Knight Frank H. (1934) « Capital ; Time and the Interest Rate » in Economica, vol 1 n°3, pp. 257-286.

[241]

Machlup Fritz (1935) « Professor Knight and the Period of Production » in Journal of Political Economy, vol 43 n°5, pp. 577-624.

[374]

von Böhm Bawerk Eugen (1959) Positive Theory of Capital, Libertarian Press, South Holland Illinois

 

[1] Clark [53] p. 270.

[2] Böhm Bawerk [374] p. 115. Menger avait déjà exprimé le même avis.

[3] Clark [52] p.98.

[4] Hayek [138] p. 200

[5] Machlup [241] p. 588.

[6] Knight [191] p. 275

[7] Hayek [138] p. 208.

[8] Machlup [241] p. 597

[9] Kaldor [170] p. 233

[10] Knight [191] pp. 278-279

[11] Cette règle découle logiquement de la formule autrichienne du taux d’intérêt f’(t)/f(t).

[12] Le terme facteurs primaires, très décrié lors de la controverse, ne se retrouve plus dans la « Pure Theory ». Hayek opère une distinction peu éclairante entre ressources permanentes et ressources non permanentes. En fait, c’est le terme input qui revient le plus fréquemment et je me limiterai à lui dans ce résumé.

[13] Hayek [147] p. 152

[14] L’épargne de précaution est exclue. On épargne pour transférer du revenu.

[15] Selon Hayek, la concavité de ces courbes remet dans le jeu la variabilité du temps d’investissement, qui serait l’explication essentielle de la productivité marginale décroissante.

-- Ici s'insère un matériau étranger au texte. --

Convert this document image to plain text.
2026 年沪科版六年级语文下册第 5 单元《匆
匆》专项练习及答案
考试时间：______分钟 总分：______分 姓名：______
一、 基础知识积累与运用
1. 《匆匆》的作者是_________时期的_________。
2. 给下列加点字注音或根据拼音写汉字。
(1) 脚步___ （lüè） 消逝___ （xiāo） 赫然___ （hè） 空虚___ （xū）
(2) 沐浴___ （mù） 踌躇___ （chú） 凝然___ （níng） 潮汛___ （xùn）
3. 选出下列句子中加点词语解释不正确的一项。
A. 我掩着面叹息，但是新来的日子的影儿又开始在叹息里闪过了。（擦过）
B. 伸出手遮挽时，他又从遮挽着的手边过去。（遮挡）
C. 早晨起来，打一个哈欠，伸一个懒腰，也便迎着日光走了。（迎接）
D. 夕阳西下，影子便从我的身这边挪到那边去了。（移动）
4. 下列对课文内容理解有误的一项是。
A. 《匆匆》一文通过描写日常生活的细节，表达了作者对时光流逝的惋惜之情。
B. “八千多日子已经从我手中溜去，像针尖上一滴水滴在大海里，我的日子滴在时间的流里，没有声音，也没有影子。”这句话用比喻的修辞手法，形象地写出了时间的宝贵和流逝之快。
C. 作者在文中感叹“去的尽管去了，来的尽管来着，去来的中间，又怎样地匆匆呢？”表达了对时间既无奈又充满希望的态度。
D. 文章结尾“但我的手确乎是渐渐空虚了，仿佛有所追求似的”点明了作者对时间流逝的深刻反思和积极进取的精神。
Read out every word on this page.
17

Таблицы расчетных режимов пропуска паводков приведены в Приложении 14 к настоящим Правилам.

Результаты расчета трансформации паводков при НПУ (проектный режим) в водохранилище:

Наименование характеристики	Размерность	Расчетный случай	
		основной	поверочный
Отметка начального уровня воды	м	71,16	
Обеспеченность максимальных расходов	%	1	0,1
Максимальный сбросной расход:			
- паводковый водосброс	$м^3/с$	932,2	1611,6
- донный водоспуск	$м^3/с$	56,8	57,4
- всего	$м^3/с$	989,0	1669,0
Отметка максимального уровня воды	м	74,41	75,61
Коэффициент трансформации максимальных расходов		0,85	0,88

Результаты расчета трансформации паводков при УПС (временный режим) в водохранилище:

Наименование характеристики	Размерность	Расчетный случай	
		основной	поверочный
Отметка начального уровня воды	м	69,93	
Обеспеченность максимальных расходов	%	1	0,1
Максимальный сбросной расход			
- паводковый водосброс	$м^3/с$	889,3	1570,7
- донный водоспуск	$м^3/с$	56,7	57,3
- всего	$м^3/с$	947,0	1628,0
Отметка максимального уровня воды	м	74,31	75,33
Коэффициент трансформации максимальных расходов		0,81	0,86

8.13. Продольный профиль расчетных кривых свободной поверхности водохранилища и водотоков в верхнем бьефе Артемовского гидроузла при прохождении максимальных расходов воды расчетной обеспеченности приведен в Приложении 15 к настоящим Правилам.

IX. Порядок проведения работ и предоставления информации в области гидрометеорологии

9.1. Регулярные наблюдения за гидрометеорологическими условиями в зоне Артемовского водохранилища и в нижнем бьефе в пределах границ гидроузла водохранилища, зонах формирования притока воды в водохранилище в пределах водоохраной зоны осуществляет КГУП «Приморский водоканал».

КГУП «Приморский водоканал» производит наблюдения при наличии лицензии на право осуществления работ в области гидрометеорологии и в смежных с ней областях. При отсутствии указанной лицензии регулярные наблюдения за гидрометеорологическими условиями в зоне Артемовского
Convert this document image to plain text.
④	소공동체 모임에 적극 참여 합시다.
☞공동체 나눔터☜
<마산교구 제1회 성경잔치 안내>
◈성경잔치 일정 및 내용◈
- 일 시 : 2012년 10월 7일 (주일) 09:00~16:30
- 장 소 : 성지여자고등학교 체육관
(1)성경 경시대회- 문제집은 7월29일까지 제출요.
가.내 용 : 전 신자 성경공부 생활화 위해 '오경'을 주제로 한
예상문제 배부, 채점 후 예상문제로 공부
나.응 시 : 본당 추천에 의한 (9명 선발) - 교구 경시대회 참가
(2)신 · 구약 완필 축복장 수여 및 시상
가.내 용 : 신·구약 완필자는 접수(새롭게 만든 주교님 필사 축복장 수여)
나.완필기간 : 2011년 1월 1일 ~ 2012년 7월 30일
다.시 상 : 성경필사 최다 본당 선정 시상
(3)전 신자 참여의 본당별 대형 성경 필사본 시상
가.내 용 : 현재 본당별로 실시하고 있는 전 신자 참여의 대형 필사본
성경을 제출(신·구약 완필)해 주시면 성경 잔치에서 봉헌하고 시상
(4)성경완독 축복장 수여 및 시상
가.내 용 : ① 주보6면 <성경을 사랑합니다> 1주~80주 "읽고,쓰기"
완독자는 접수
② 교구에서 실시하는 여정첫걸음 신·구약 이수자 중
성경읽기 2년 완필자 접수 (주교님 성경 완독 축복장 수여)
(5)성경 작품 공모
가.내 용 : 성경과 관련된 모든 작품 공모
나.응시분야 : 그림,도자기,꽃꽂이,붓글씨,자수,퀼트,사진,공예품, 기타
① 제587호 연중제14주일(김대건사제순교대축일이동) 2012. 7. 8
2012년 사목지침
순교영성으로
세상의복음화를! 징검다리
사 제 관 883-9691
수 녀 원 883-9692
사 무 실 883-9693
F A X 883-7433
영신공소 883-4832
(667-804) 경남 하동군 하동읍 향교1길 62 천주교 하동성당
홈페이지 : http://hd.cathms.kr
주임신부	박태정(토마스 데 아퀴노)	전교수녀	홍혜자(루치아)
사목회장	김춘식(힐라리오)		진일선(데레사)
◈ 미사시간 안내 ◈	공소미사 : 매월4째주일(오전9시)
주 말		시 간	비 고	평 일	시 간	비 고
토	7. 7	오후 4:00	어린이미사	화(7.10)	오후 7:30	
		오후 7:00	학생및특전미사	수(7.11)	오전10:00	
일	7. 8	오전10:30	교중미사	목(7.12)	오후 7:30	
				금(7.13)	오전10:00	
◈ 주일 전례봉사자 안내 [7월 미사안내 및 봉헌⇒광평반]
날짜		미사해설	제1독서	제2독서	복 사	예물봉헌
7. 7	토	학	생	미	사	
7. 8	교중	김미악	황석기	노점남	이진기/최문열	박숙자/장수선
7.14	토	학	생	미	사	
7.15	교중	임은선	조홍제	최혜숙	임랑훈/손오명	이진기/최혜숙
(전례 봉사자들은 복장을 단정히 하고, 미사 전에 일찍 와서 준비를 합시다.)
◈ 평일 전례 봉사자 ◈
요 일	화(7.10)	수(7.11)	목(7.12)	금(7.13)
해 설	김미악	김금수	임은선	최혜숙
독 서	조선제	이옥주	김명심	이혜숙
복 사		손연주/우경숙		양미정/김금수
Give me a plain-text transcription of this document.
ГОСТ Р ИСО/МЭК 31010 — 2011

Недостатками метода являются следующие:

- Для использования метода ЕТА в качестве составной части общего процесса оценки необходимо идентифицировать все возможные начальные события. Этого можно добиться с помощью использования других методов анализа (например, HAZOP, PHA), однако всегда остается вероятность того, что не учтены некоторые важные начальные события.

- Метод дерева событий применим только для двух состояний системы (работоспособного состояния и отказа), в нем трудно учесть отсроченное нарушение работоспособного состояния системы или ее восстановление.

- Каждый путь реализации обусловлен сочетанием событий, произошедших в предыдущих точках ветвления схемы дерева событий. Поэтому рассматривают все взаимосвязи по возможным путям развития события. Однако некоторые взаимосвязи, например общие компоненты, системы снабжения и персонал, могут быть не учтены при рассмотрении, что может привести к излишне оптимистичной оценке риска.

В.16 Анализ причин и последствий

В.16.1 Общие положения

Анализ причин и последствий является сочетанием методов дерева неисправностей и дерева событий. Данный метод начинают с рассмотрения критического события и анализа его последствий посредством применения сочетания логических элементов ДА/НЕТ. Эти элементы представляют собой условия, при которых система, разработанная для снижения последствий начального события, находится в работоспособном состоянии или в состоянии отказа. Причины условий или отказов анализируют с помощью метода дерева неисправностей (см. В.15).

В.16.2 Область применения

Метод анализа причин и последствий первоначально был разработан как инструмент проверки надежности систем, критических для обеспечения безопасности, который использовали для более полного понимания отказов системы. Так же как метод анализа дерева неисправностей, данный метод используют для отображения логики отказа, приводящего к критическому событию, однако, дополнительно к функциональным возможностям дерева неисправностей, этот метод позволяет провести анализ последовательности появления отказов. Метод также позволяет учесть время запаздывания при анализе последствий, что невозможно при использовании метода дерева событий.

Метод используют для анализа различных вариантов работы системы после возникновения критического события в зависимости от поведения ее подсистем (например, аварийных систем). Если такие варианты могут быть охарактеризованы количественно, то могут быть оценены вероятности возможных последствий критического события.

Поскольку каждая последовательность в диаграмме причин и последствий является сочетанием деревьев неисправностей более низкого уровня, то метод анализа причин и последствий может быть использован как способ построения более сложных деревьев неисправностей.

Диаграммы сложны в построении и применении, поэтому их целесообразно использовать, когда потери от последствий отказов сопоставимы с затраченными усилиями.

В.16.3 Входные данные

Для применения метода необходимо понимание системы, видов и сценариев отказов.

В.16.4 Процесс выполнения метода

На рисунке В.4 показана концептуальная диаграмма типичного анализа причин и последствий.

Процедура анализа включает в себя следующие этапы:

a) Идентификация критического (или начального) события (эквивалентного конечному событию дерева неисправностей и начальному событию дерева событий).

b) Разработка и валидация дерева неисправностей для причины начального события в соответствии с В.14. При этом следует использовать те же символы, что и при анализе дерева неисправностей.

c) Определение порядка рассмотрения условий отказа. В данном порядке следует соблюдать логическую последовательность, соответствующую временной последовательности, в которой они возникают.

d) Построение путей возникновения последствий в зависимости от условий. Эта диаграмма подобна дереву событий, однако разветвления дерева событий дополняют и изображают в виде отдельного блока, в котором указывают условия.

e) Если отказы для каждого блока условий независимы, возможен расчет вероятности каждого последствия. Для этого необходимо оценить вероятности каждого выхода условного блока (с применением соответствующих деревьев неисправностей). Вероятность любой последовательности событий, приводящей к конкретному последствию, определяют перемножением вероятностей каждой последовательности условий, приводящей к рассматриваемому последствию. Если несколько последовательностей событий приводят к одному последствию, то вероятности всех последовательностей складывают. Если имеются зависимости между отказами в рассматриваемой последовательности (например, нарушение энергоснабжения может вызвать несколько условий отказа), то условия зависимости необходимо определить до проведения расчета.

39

[16] Plus exactement, la pente égale l’inverse du facteur d’accroissement.

[17] La constance des goûts est posée, ce qui permet la conservation d’un même champ d’indifférence.

[18] Plus exactement, la pente égale 1/(1+i).

[19] Il s’agit d’investissements nets, s’ajoutant à la reproduction du capital investi précédemment, qui est entièrement assurée.